When winter hit and lacrosse season started things got even worse. I was in a terrible relationship with a guy that treated me like crap. I made the varsity team with one other freshman girl, which quickly turned out to be intimidating because the rest of the team was already bonded from the year before and all of my friends were on JV together. I kept everything bottled up during the day, crying myself to sleep every night and digging my nails into my wrists so hard from the anxiety that they would start to bleed. I begged my parents to let me quit lacrosse, thinking that it would help me to feel better, but even that didn’t help. I was already on depression medication for clinical depression and had gone to a few therapy sessions, which I found unhelpful. I felt like nothing was going to make the sadness and anxiety go away.
My sophomore year I transferred back to my public high school and things finally began to look up.
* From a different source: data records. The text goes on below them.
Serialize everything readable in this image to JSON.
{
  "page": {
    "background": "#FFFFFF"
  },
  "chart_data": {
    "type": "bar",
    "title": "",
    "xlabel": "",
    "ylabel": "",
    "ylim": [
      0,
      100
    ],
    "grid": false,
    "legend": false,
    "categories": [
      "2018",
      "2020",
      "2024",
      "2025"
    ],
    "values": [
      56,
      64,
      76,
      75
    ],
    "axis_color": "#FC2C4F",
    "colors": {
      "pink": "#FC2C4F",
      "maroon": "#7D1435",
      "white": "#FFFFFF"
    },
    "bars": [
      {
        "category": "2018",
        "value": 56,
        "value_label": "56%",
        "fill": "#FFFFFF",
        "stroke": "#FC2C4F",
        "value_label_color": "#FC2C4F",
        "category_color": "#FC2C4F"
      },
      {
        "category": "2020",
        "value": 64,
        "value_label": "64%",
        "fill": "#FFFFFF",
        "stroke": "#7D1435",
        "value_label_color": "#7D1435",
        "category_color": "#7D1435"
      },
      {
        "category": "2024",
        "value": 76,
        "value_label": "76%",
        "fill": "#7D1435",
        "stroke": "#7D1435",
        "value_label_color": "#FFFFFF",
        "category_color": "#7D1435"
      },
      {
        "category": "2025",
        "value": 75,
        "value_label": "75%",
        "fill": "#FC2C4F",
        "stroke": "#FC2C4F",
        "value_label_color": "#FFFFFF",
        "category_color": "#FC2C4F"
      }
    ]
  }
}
The bully I had dealt with in middle school finally took a hint and left me alone, I was back with the best friends that I had grown up with and I met a boy who treated me well and made me happy. The rest of high school went fine, with some ups and downs, but that is to be said of most high school experiences. I still battled depression throughout and to this day still feel it weighing on me, but with the help and constant support of friends and family I feel better than I have in years. Depression is not an easy thing to deal with because it affects everyone differently. Never be afraid to talk to someone about the way you are feeling because no one should go through it alone.